Run ClipKIT in the browser and leave the computing up to us!
Diverse disciplines in biology process and analyze multiple sequence alignments (MSAs) and phylogenetic trees to evaluate their information content, infer evolutionary events and processes, and predict gene function. However, automated processing of MSAs and trees remains a challenge due to the lack of a unified toolkit. To fill this gap, we introduce PhyKIT, a Swiss-army knife-like toolkit for processing and analyzing multiple sequence alignments and phylogenetic trees.
Bioinformatic workflows often rely on individual software to conduct single analyses, which makes maintaining workflows cumbersome and threatens reproducibility. To address this obstacle, we introduce BioKIT, a versatile toolkit that conducts diverse processing and analysis functions such as genome assembly quality assessment, alignment summary statistics, relative synonymous codon usage, codon optimization estimation, and more.
Inferring groups of orthologous genes is notoriously challenging and is a prerequisite for comparative genomics and phylogenomics. However, orthology inference is challenged by sequence divergence, which is pronounced among anciently diverged organisms. We present OrthoHMM, an algorithm that infers orthologous gene groups using Hidden Markov Models parameterized from substitution matrices, which enables better detection of remote homologs. Benchmarking indicates OrthoHMM outperforms currently available methods; for example, using a curated set of Bilaterian orthogroups, OrthoHMM showed a 10.3 – 138.9% improvement in precision.
Molecular evolution studies such as phylogenomics and surveys of positive selection often strictly rely on single-copy orthologous genes (SC-OGs). To increase the number of molecular markers for use in molecular evolution studies, OrthoSNAP identifies subgroups of SC-OGs nested within larger gene families using a phylogenetically informed framework. The resulting SC-OGs are termed SNAP-OGs because they have been identified using a splitting and pruning procedure.
orthofisher conducts automated HMMsearches among a set of proteomes using a predetermined set of orthologs. Sequence similarity searches classify results as multi-copy, single-copy, or absent in a given genome. For the purposes of phylogenomics/phylogenetics, multi-fasta files are generated for all sequences as well as those that are single-copy; for gene family copy number determination, easily parsed output files contain absolute copy number of hits from the sequence similarity search.
Sometimes phylogenies are so large it is challenging to determine the relationships among a subset of taxa. To remedy this issue, treehouse, a user friendly GUI app, allows users to obtain subtrees from larger phylogenies. To obtain subtrees, upload a list of tip names in the desired subtree from an inputted phylogeny or a phylogeny from the treehouse database. Thereafter, users can download a pdf or newick file of the subtree of interest.

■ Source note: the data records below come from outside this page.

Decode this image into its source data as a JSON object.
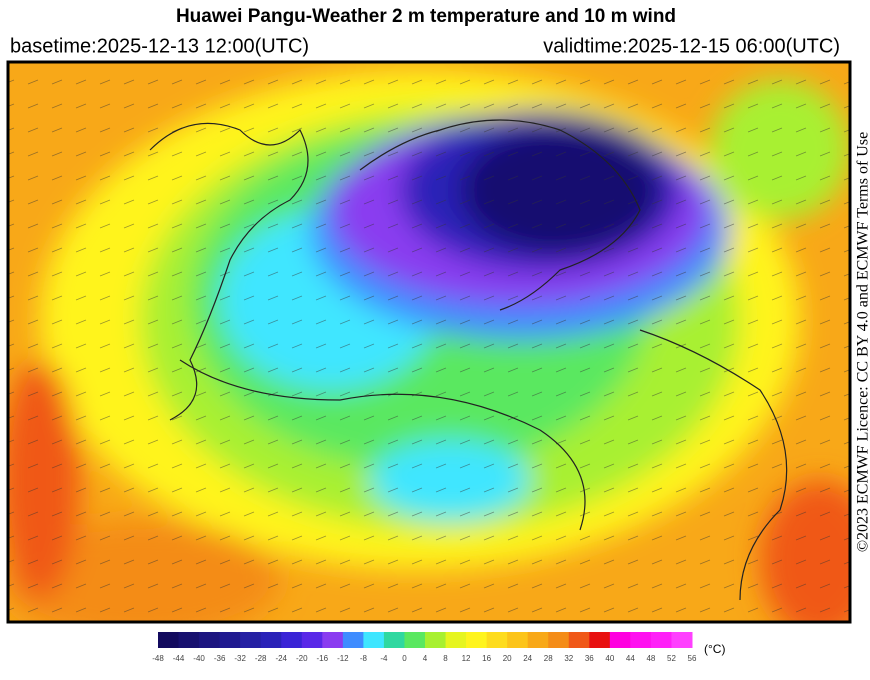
{
  "header": {
    "title": "Huawei Pangu-Weather  2 m temperature and 10 m wind",
    "basetime": "basetime:2025-12-13 12:00(UTC)",
    "validtime": "validtime:2025-12-15 06:00(UTC)"
  },
  "license": "©2023 ECMWF Licence: CC BY 4.0 and ECMWF Terms of Use",
  "colorbar": {
    "ticks": [
      -48,
      -44,
      -40,
      -36,
      -32,
      -28,
      -24,
      -20,
      -16,
      -12,
      -8,
      -4,
      0,
      4,
      8,
      12,
      16,
      20,
      24,
      28,
      32,
      36,
      40,
      44,
      48,
      52,
      56
    ],
    "colors": [
      "#120a5e",
      "#17106f",
      "#1c1580",
      "#201a90",
      "#2520a3",
      "#2a22b8",
      "#3a24d6",
      "#5a28e8",
      "#8a3cf0",
      "#3f8cff",
      "#3fe6ff",
      "#30d8a0",
      "#5ae860",
      "#a8f030",
      "#e6f520",
      "#fff41e",
      "#fedc1e",
      "#fcc41a",
      "#f8a818",
      "#f48c18",
      "#f05818",
      "#e81010",
      "#ff00e0",
      "#ff10f0",
      "#ff20f8",
      "#ff40ff"
    ],
    "unit": "(°C)"
  }
}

Creating publication ready figures can increases figure accessibility and improve science communication. Here, I present ggpubfigs, an R package with customized themes and colorblind friendly color palettes to help create publication (or presentation) ready figures. Please contact me if you would like to contribute a theme or color palette!

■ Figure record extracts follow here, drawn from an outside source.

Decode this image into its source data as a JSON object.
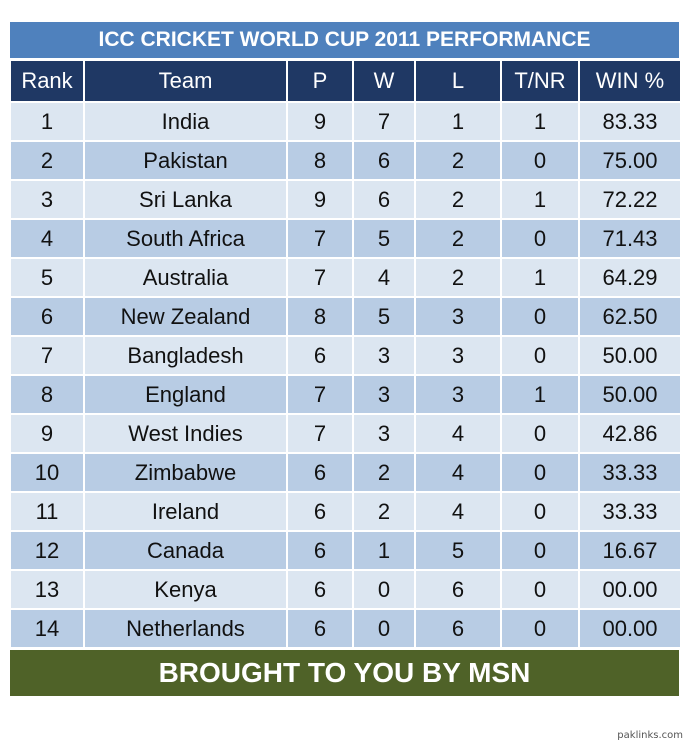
{
  "title": "ICC CRICKET WORLD CUP 2011 PERFORMANCE",
  "columns": [
    "Rank",
    "Team",
    "P",
    "W",
    "L",
    "T/NR",
    "WIN %"
  ],
  "rows": [
    {
      "rank": "1",
      "team": "India",
      "p": "9",
      "w": "7",
      "l": "1",
      "tnr": "1",
      "win": "83.33"
    },
    {
      "rank": "2",
      "team": "Pakistan",
      "p": "8",
      "w": "6",
      "l": "2",
      "tnr": "0",
      "win": "75.00"
    },
    {
      "rank": "3",
      "team": "Sri Lanka",
      "p": "9",
      "w": "6",
      "l": "2",
      "tnr": "1",
      "win": "72.22"
    },
    {
      "rank": "4",
      "team": "South Africa",
      "p": "7",
      "w": "5",
      "l": "2",
      "tnr": "0",
      "win": "71.43"
    },
    {
      "rank": "5",
      "team": "Australia",
      "p": "7",
      "w": "4",
      "l": "2",
      "tnr": "1",
      "win": "64.29"
    },
    {
      "rank": "6",
      "team": "New Zealand",
      "p": "8",
      "w": "5",
      "l": "3",
      "tnr": "0",
      "win": "62.50"
    },
    {
      "rank": "7",
      "team": "Bangladesh",
      "p": "6",
      "w": "3",
      "l": "3",
      "tnr": "0",
      "win": "50.00"
    },
    {
      "rank": "8",
      "team": "England",
      "p": "7",
      "w": "3",
      "l": "3",
      "tnr": "1",
      "win": "50.00"
    },
    {
      "rank": "9",
      "team": "West Indies",
      "p": "7",
      "w": "3",
      "l": "4",
      "tnr": "0",
      "win": "42.86"
    },
    {
      "rank": "10",
      "team": "Zimbabwe",
      "p": "6",
      "w": "2",
      "l": "4",
      "tnr": "0",
      "win": "33.33"
    },
    {
      "rank": "11",
      "team": "Ireland",
      "p": "6",
      "w": "2",
      "l": "4",
      "tnr": "0",
      "win": "33.33"
    },
    {
      "rank": "12",
      "team": "Canada",
      "p": "6",
      "w": "1",
      "l": "5",
      "tnr": "0",
      "win": "16.67"
    },
    {
      "rank": "13",
      "team": "Kenya",
      "p": "6",
      "w": "0",
      "l": "6",
      "tnr": "0",
      "win": "00.00"
    },
    {
      "rank": "14",
      "team": "Netherlands",
      "p": "6",
      "w": "0",
      "l": "6",
      "tnr": "0",
      "win": "00.00"
    }
  ],
  "footer": "BROUGHT TO YOU BY MSN",
  "watermark": "paklinks.com",
  "colors": {
    "title_bg": "#4f81bd",
    "header_bg": "#1f3864",
    "row_light": "#dce6f1",
    "row_dark": "#b8cce4",
    "footer_bg": "#4f6228"
  }
}
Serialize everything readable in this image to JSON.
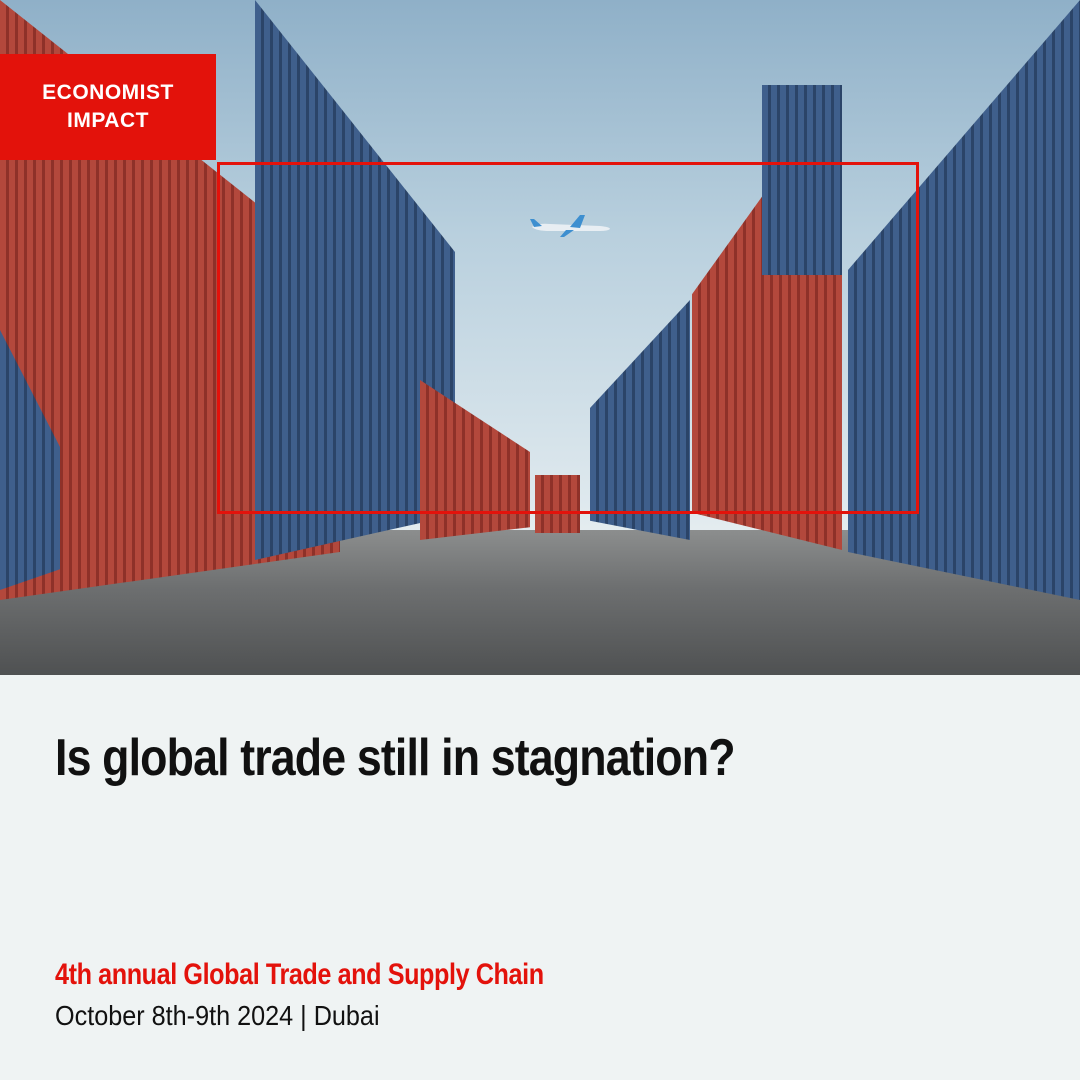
{
  "brand": {
    "line1": "ECONOMIST",
    "line2": "IMPACT",
    "color": "#e3120b"
  },
  "headline": "Is global trade still in stagnation?",
  "event": {
    "name": "4th annual Global Trade and Supply Chain",
    "date_location": "October 8th-9th 2024 | Dubai"
  },
  "image": {
    "subject": "shipping-containers-with-airplane",
    "icons": [
      "airplane-icon"
    ]
  }
}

Software development led by other teams
Led by Heroen Verbruggen. The development, maintenance, and execution of phylogenomic workflows is challenging, requiring programming, data management skills, and familiarity with changing best practices. We introduce Orthoflow, a software wherein a single command automatically conducts end-to-end phylogenomic analysis using supermatrix and supertree methods from multiple input data formats. Orthoflow increases the accessibility of researchers to conduct rigorous phylogenomic analysis flexibly.
Led by Solu Genomics. Solu is a cloud-based platform for real-time genomic surveillance, addressing challenges in infrastructure, expertise, and data security. Designed for continuous integration of new sequencing data, it ensures user-friendly and privacy-focused operations, meeting healthcare providers’ needs. Solu’s also detects encoded antimicrobial resistance genes.

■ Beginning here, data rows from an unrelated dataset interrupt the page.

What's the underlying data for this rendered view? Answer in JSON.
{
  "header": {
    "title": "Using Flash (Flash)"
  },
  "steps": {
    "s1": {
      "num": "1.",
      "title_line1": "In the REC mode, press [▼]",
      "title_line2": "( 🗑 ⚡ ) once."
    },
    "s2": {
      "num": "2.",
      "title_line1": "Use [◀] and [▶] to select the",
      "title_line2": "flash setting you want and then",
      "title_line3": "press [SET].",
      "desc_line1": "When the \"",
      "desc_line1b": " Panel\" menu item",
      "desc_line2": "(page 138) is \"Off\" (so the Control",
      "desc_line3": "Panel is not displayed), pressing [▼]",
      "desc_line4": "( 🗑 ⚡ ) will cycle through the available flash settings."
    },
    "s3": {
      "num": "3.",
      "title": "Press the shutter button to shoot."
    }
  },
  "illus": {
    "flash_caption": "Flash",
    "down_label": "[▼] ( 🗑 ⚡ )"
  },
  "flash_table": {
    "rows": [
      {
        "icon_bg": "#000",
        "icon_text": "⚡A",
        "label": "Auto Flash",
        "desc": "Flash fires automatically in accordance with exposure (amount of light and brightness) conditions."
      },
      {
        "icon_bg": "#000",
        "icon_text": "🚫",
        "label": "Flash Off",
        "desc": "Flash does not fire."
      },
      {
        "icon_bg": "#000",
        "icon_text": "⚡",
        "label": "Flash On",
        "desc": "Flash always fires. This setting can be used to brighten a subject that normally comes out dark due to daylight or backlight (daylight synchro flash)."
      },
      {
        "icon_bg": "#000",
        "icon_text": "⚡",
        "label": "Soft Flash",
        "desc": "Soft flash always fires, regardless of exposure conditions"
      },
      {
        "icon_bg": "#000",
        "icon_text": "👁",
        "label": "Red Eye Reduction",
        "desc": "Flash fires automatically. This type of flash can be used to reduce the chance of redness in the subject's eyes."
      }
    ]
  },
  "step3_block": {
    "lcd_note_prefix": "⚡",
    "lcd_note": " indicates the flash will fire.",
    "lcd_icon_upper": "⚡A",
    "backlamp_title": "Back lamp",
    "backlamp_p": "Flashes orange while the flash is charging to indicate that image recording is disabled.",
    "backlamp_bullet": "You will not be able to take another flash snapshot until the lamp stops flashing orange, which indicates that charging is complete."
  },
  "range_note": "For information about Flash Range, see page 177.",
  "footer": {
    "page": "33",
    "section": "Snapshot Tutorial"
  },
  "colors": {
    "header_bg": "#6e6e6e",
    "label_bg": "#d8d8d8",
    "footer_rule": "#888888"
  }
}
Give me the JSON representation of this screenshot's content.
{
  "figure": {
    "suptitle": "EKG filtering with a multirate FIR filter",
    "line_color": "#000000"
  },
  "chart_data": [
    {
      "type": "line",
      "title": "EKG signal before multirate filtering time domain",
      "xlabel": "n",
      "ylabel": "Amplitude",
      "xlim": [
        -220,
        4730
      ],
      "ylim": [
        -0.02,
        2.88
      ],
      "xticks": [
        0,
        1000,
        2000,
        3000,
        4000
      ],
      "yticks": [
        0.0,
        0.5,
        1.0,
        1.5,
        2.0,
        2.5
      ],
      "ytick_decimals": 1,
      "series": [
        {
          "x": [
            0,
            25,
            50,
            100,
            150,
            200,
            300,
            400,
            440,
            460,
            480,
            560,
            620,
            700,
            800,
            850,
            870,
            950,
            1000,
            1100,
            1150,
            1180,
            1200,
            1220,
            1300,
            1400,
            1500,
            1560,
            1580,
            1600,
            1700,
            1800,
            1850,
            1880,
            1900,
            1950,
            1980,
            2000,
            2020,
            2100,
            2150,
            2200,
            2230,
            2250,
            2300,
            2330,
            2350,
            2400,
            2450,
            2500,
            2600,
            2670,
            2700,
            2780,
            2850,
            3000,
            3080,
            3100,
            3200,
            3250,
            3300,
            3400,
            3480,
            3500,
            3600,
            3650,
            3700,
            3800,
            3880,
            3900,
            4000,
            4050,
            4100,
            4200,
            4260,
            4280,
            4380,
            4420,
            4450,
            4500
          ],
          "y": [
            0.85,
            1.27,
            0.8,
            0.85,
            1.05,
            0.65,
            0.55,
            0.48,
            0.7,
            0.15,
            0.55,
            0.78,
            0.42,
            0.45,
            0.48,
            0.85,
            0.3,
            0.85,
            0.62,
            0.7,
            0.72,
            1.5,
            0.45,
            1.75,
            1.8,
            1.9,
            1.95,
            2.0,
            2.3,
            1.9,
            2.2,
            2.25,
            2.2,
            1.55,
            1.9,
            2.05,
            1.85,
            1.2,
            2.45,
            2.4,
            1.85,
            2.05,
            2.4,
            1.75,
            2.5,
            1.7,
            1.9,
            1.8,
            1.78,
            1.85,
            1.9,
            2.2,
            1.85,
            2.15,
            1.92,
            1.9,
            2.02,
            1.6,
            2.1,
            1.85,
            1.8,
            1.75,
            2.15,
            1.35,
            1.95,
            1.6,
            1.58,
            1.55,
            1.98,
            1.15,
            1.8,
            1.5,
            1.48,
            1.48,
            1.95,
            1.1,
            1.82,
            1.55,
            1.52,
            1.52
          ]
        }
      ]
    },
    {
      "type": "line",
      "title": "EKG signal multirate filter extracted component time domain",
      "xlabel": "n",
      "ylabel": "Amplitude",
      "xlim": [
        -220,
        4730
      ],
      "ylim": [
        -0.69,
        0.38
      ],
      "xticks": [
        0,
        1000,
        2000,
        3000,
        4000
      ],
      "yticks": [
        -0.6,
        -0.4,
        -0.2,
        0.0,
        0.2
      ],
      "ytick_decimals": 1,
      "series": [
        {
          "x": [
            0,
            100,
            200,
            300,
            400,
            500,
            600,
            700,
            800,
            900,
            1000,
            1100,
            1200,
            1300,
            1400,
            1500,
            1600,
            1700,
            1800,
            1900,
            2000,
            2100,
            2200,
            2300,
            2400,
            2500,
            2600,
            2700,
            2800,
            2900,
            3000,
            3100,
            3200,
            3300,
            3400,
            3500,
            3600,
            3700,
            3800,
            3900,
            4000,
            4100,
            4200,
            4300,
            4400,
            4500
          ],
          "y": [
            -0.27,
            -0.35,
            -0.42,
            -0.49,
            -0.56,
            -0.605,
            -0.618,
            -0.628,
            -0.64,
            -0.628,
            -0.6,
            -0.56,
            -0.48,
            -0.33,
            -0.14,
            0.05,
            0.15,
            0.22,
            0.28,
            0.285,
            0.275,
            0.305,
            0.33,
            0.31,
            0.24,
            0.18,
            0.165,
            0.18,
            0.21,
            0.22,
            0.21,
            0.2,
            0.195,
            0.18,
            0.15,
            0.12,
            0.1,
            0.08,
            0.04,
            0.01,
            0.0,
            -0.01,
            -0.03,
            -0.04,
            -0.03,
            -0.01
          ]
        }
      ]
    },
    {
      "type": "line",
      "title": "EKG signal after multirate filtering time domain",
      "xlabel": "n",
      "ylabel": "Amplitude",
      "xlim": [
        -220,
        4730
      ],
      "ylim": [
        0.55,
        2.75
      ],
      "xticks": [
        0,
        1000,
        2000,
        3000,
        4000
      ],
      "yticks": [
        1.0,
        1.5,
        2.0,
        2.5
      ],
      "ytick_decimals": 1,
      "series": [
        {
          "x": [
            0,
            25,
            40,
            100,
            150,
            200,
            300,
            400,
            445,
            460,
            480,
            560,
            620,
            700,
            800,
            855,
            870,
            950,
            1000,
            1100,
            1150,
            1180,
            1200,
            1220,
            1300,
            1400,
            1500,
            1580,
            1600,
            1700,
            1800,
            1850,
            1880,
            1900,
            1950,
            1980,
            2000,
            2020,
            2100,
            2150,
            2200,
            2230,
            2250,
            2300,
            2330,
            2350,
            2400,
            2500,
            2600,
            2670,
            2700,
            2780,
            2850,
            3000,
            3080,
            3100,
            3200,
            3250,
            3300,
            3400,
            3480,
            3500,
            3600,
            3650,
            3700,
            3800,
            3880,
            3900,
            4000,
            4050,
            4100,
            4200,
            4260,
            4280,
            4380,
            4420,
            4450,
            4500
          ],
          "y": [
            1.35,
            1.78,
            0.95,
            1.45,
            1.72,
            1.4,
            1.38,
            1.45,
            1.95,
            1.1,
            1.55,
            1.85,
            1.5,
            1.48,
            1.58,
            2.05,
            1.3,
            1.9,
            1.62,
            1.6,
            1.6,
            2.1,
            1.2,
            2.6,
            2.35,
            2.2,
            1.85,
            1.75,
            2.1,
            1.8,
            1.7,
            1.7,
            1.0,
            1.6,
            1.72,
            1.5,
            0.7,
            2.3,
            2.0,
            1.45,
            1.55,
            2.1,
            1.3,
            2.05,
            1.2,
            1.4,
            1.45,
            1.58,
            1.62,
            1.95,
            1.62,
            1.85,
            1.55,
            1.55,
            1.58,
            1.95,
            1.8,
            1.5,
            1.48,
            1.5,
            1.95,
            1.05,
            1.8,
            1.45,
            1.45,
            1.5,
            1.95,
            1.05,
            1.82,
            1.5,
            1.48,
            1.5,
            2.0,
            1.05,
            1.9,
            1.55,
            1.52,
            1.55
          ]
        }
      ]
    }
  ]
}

Led by LatchBio. Analysis of Bulk RNA-Seq data, differential expression analysis, and functional enrichment requires processing and handling diverse data types. The LVBRS toolkit (the Latch Verified Bulk RNA-Seq toolkit) conducts end-to-end analysis, differential expression, and functional enrichment analysis from raw reads from Bulk RNA-Sequencing experiments using a cloud-based framework. LVBRS enables researchers to focus on interpretation of biological data, not processing, file handling, data management, and resource allocation.